しかし、ナッツはカロリーが高いため、食べすぎるとカロリーオーバーになる可能性あるため、ひとつかみ位の量がおすすめです。

血圧を下げる食べ物:⑤豆類

例:大豆、レンズ豆、ひよこ豆、黒豆

豆類には、食物繊維、ミネラル(カリウム、マグネシウム)が多く含まれています。食物繊維、​特に水溶性食物繊維は、腸内環境を改善し、血管の健康を保つことで、血圧を下げる効果があります。

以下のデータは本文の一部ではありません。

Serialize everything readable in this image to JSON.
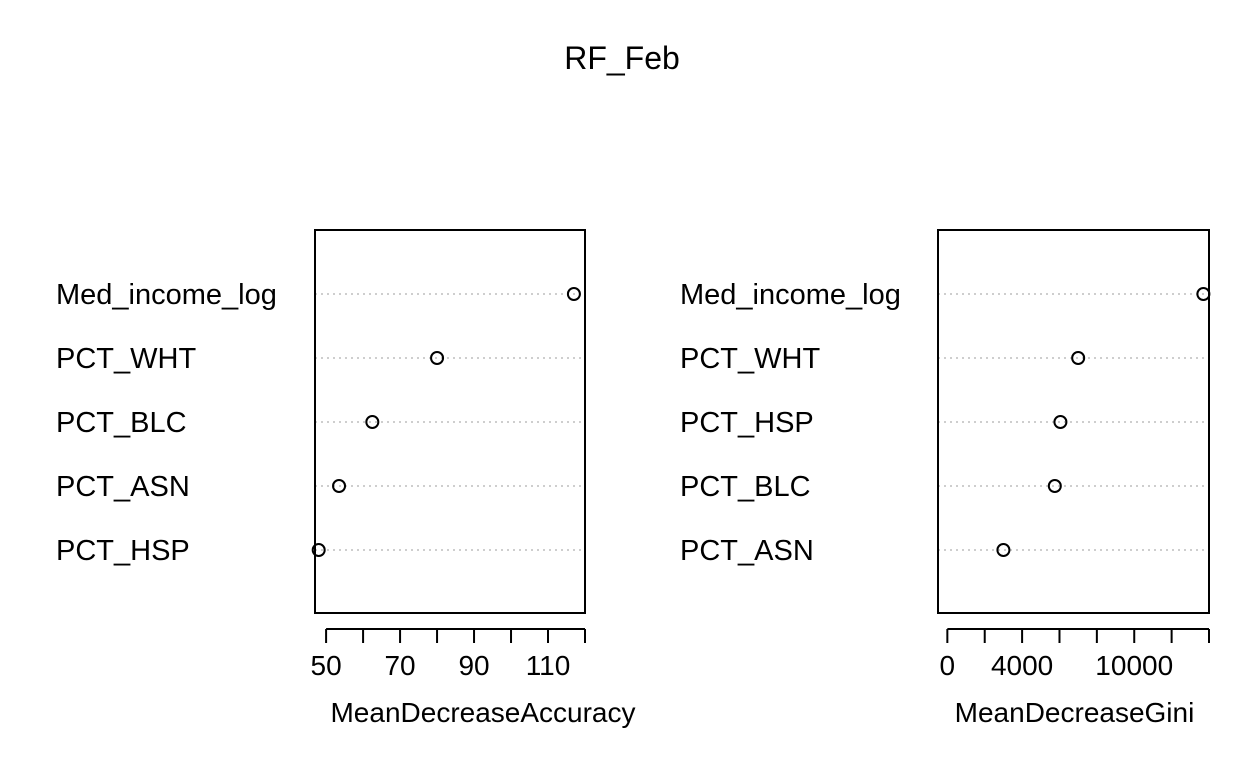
{
  "figure": {
    "title": "RF_Feb"
  },
  "chart_data": [
    {
      "type": "scatter",
      "variant": "dotchart",
      "xlabel": "MeanDecreaseAccuracy",
      "categories": [
        "Med_income_log",
        "PCT_WHT",
        "PCT_BLC",
        "PCT_ASN",
        "PCT_HSP"
      ],
      "values": [
        117,
        80,
        62.5,
        53.5,
        48
      ],
      "xlim": [
        47,
        120
      ],
      "ticks": [
        50,
        60,
        70,
        80,
        90,
        100,
        110,
        120
      ],
      "tick_labels": [
        "50",
        "",
        "70",
        "",
        "90",
        "",
        "110",
        ""
      ],
      "grid": "dotted horizontal",
      "point_shape": "open circle"
    },
    {
      "type": "scatter",
      "variant": "dotchart",
      "xlabel": "MeanDecreaseGini",
      "categories": [
        "Med_income_log",
        "PCT_WHT",
        "PCT_HSP",
        "PCT_BLC",
        "PCT_ASN"
      ],
      "values": [
        13700,
        7000,
        6050,
        5750,
        3000
      ],
      "xlim": [
        -500,
        14000
      ],
      "ticks": [
        0,
        2000,
        4000,
        6000,
        8000,
        10000,
        12000,
        14000
      ],
      "tick_labels": [
        "0",
        "",
        "4000",
        "",
        "",
        "10000",
        "",
        ""
      ],
      "grid": "dotted horizontal",
      "point_shape": "open circle"
    }
  ]
}
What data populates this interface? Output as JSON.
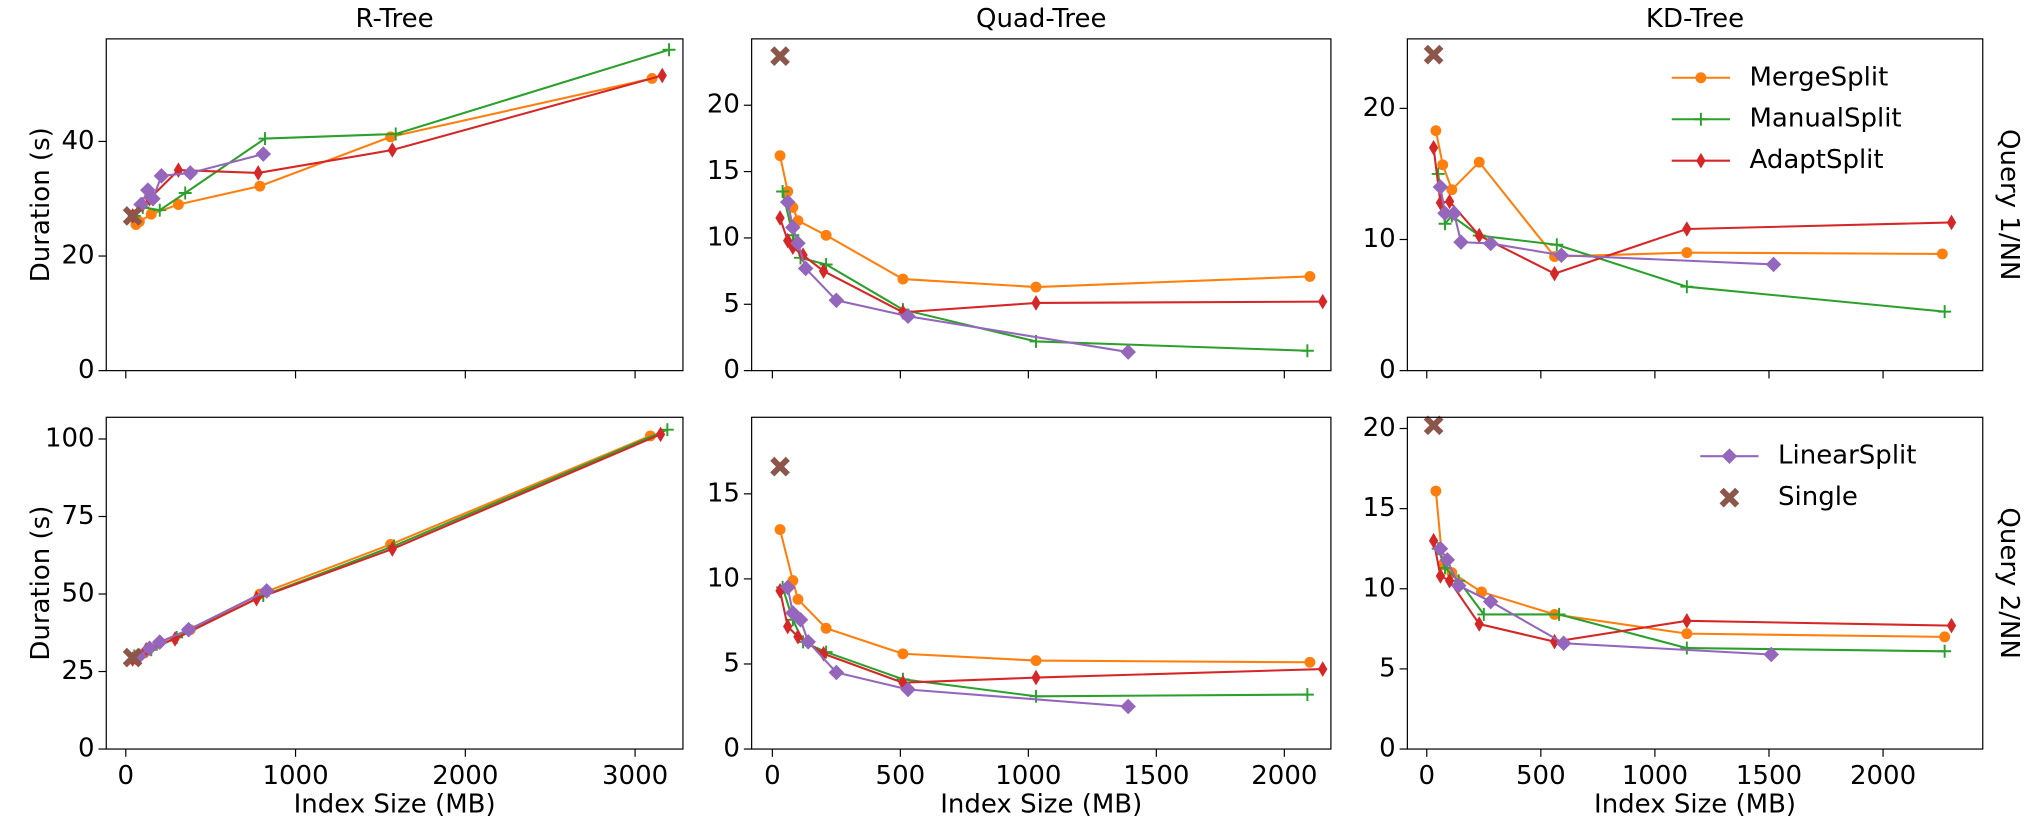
{
  "chart_data": [
    {
      "type": "line",
      "title": "R-Tree",
      "ylabel": "Duration (s)",
      "xlim": [
        -115,
        3282
      ],
      "xticks": [
        0,
        1000,
        2000,
        3000
      ],
      "ylim": [
        0,
        57.9
      ],
      "yticks": [
        0,
        20,
        40
      ],
      "series": [
        {
          "name": "MergeSplit",
          "color": "#ff7f0e",
          "marker": "circle",
          "x": [
            60,
            80,
            150,
            310,
            790,
            1560,
            3100
          ],
          "values": [
            25.5,
            26,
            27.3,
            29,
            32.2,
            40.8,
            51
          ]
        },
        {
          "name": "ManualSplit",
          "color": "#2ca02c",
          "marker": "plus",
          "x": [
            50,
            100,
            200,
            350,
            820,
            1590,
            3200
          ],
          "values": [
            27,
            28.5,
            28,
            31,
            40.5,
            41.3,
            56
          ]
        },
        {
          "name": "AdaptSplit",
          "color": "#d62728",
          "marker": "thin_diamond",
          "x": [
            40,
            100,
            140,
            310,
            780,
            1570,
            3160
          ],
          "values": [
            27,
            29,
            30,
            35,
            34.5,
            38.5,
            51.5
          ]
        },
        {
          "name": "LinearSplit",
          "color": "#9467bd",
          "marker": "diamond",
          "x": [
            90,
            130,
            160,
            210,
            380,
            810
          ],
          "values": [
            29,
            31.5,
            30,
            34,
            34.5,
            37.8
          ]
        },
        {
          "name": "Single",
          "color": "#8c564b",
          "marker": "x",
          "x": [
            40
          ],
          "values": [
            27
          ]
        }
      ]
    },
    {
      "type": "line",
      "title": "Quad-Tree",
      "xlim": [
        -81,
        2182
      ],
      "xticks": [
        0,
        500,
        1000,
        1500,
        2000
      ],
      "ylim": [
        0,
        25
      ],
      "yticks": [
        0,
        5,
        10,
        15,
        20
      ],
      "series": [
        {
          "name": "MergeSplit",
          "color": "#ff7f0e",
          "marker": "circle",
          "x": [
            30,
            60,
            80,
            100,
            210,
            510,
            1030,
            2100
          ],
          "values": [
            16.2,
            13.5,
            12.3,
            11.3,
            10.2,
            6.9,
            6.3,
            7.1
          ]
        },
        {
          "name": "ManualSplit",
          "color": "#2ca02c",
          "marker": "plus",
          "x": [
            40,
            80,
            110,
            210,
            510,
            1030,
            2090
          ],
          "values": [
            13.5,
            10.2,
            8.5,
            8,
            4.6,
            2.2,
            1.5
          ]
        },
        {
          "name": "AdaptSplit",
          "color": "#d62728",
          "marker": "thin_diamond",
          "x": [
            30,
            60,
            80,
            120,
            200,
            510,
            1030,
            2150
          ],
          "values": [
            11.5,
            9.8,
            9.3,
            8.7,
            7.5,
            4.4,
            5.1,
            5.2
          ]
        },
        {
          "name": "LinearSplit",
          "color": "#9467bd",
          "marker": "diamond",
          "x": [
            60,
            80,
            100,
            130,
            250,
            530,
            1390
          ],
          "values": [
            12.7,
            10.8,
            9.6,
            7.7,
            5.3,
            4.1,
            1.4
          ]
        },
        {
          "name": "Single",
          "color": "#8c564b",
          "marker": "x",
          "x": [
            30
          ],
          "values": [
            23.7
          ]
        }
      ]
    },
    {
      "type": "line",
      "title": "KD-Tree",
      "row_label": "Query 1/NN",
      "legend": "upper right",
      "xlim": [
        -85,
        2437
      ],
      "xticks": [
        0,
        500,
        1000,
        1500,
        2000
      ],
      "ylim": [
        0,
        25.3
      ],
      "yticks": [
        0,
        10,
        20
      ],
      "series": [
        {
          "name": "MergeSplit",
          "color": "#ff7f0e",
          "marker": "circle",
          "x": [
            40,
            70,
            110,
            230,
            560,
            1140,
            2260
          ],
          "values": [
            18.3,
            15.7,
            13.8,
            15.9,
            8.7,
            9,
            8.9
          ]
        },
        {
          "name": "ManualSplit",
          "color": "#2ca02c",
          "marker": "plus",
          "x": [
            50,
            80,
            110,
            230,
            570,
            1140,
            2270
          ],
          "values": [
            15,
            11.2,
            11.8,
            10.3,
            9.6,
            6.4,
            4.5
          ]
        },
        {
          "name": "AdaptSplit",
          "color": "#d62728",
          "marker": "thin_diamond",
          "x": [
            30,
            60,
            100,
            230,
            560,
            1140,
            2300
          ],
          "values": [
            17,
            12.8,
            12.9,
            10.3,
            7.4,
            10.8,
            11.3
          ]
        },
        {
          "name": "LinearSplit",
          "color": "#9467bd",
          "marker": "diamond",
          "x": [
            60,
            80,
            120,
            150,
            280,
            590,
            1520
          ],
          "values": [
            14,
            12,
            12,
            9.8,
            9.7,
            8.8,
            8.1
          ]
        },
        {
          "name": "Single",
          "color": "#8c564b",
          "marker": "x",
          "x": [
            30
          ],
          "values": [
            24.1
          ]
        }
      ]
    },
    {
      "type": "line",
      "ylabel": "Duration (s)",
      "xlabel": "Index Size (MB)",
      "xlim": [
        -115,
        3282
      ],
      "xticks": [
        0,
        1000,
        2000,
        3000
      ],
      "ylim": [
        0,
        107
      ],
      "yticks": [
        0,
        25,
        50,
        75,
        100
      ],
      "series": [
        {
          "name": "MergeSplit",
          "color": "#ff7f0e",
          "marker": "circle",
          "x": [
            60,
            110,
            190,
            380,
            790,
            1560,
            3090
          ],
          "values": [
            29,
            31,
            34,
            38.5,
            50,
            66,
            101
          ]
        },
        {
          "name": "ManualSplit",
          "color": "#2ca02c",
          "marker": "plus",
          "x": [
            50,
            150,
            300,
            810,
            1580,
            3190
          ],
          "values": [
            30,
            32,
            36,
            49.5,
            65.5,
            103
          ]
        },
        {
          "name": "AdaptSplit",
          "color": "#d62728",
          "marker": "thin_diamond",
          "x": [
            40,
            120,
            290,
            770,
            1570,
            3150
          ],
          "values": [
            29,
            32,
            35.5,
            48.5,
            64.5,
            101.5
          ]
        },
        {
          "name": "LinearSplit",
          "color": "#9467bd",
          "marker": "diamond",
          "x": [
            80,
            140,
            200,
            370,
            830
          ],
          "values": [
            30,
            32.5,
            34.5,
            38.5,
            51
          ]
        },
        {
          "name": "Single",
          "color": "#8c564b",
          "marker": "x",
          "x": [
            40
          ],
          "values": [
            29.5
          ]
        }
      ]
    },
    {
      "type": "line",
      "xlabel": "Index Size (MB)",
      "xlim": [
        -81,
        2182
      ],
      "xticks": [
        0,
        500,
        1000,
        1500,
        2000
      ],
      "ylim": [
        0,
        19.5
      ],
      "yticks": [
        0,
        5,
        10,
        15
      ],
      "series": [
        {
          "name": "MergeSplit",
          "color": "#ff7f0e",
          "marker": "circle",
          "x": [
            30,
            80,
            100,
            210,
            510,
            1030,
            2100
          ],
          "values": [
            12.9,
            9.9,
            8.8,
            7.1,
            5.6,
            5.2,
            5.1
          ]
        },
        {
          "name": "ManualSplit",
          "color": "#2ca02c",
          "marker": "plus",
          "x": [
            40,
            80,
            120,
            210,
            510,
            1030,
            2090
          ],
          "values": [
            9.5,
            7.6,
            6.3,
            5.7,
            4.1,
            3.1,
            3.2
          ]
        },
        {
          "name": "AdaptSplit",
          "color": "#d62728",
          "marker": "thin_diamond",
          "x": [
            30,
            60,
            100,
            200,
            510,
            1030,
            2150
          ],
          "values": [
            9.3,
            7.2,
            6.6,
            5.6,
            3.9,
            4.2,
            4.7
          ]
        },
        {
          "name": "LinearSplit",
          "color": "#9467bd",
          "marker": "diamond",
          "x": [
            60,
            80,
            110,
            140,
            250,
            530,
            1390
          ],
          "values": [
            9.5,
            8,
            7.6,
            6.3,
            4.5,
            3.5,
            2.5
          ]
        },
        {
          "name": "Single",
          "color": "#8c564b",
          "marker": "x",
          "x": [
            30
          ],
          "values": [
            16.6
          ]
        }
      ]
    },
    {
      "type": "line",
      "xlabel": "Index Size (MB)",
      "row_label": "Query 2/NN",
      "legend": "upper right",
      "xlim": [
        -85,
        2437
      ],
      "xticks": [
        0,
        500,
        1000,
        1500,
        2000
      ],
      "ylim": [
        0,
        20.7
      ],
      "yticks": [
        0,
        5,
        10,
        15,
        20
      ],
      "series": [
        {
          "name": "MergeSplit",
          "color": "#ff7f0e",
          "marker": "circle",
          "x": [
            40,
            70,
            110,
            240,
            560,
            1140,
            2270
          ],
          "values": [
            16.1,
            11.5,
            11,
            9.8,
            8.4,
            7.2,
            7
          ]
        },
        {
          "name": "ManualSplit",
          "color": "#2ca02c",
          "marker": "plus",
          "x": [
            50,
            80,
            140,
            250,
            580,
            1140,
            2270
          ],
          "values": [
            12.5,
            11.3,
            10.5,
            8.4,
            8.4,
            6.3,
            6.1
          ]
        },
        {
          "name": "AdaptSplit",
          "color": "#d62728",
          "marker": "thin_diamond",
          "x": [
            30,
            60,
            100,
            230,
            560,
            1140,
            2300
          ],
          "values": [
            13,
            10.8,
            10.5,
            7.8,
            6.7,
            8,
            7.7
          ]
        },
        {
          "name": "LinearSplit",
          "color": "#9467bd",
          "marker": "diamond",
          "x": [
            60,
            90,
            140,
            280,
            600,
            1510
          ],
          "values": [
            12.5,
            11.8,
            10.2,
            9.2,
            6.6,
            5.9
          ]
        },
        {
          "name": "Single",
          "color": "#8c564b",
          "marker": "x",
          "x": [
            30
          ],
          "values": [
            20.2
          ]
        }
      ]
    }
  ]
}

また、豆類には、抗酸化・抗炎症作用をもつポリフェノールやイソフラボンが含まれています。
これらには、 血管内皮機能を改善し、動脈硬化や高血圧の進行を予防すると考えられており、研究結果でも高血圧発症リスクを低下させています。(Am J Clin Nutr. 2011;93(2):338-347)

血圧を下げる食べ物:⑥ニンニク(ガーリック)


ニンニクの摂取は高血圧者の血圧を低下させることがわかっています。ニンニクエキスを用いた試験では、12週間の投与後に高血圧群で有意な血圧低下が見られています​。一方、正常血圧の群では有意な変化がなく、ニンニクは血圧が高めの人に対して正常化させる作用を示すと考えられます。具体的には、収縮期血圧(SBP)が平均約8.6 mmHg、拡張期血圧(DBP)が約6.1 mmHg低下していました。​
Exp Ther Med. 2020 Feb;19(2):1472-1478.

血圧を下げる食べ物:⑦ダークチョコレート(カカオ)

カカオに含まれるフラバノール(ポリフェノールの一種)には血管内皮機能を改善し血圧を下げる作用があります。フラバノールが豊富なダークチョコレートやココア製品を継続摂取すると、平均でSBP/DBPがそれぞれ約2 mmHg程度低下しました。高血圧症の人では、この効果が若干大きく、SBPが約4 mmHg低下したとの報告もあります​。特に初期血圧が高めの層で有効性が高く、一方で正常血圧者では有意差が出ていません​
。以上より、ダークチョコレートの適量摂取は、血圧を下げる効果があると言えます。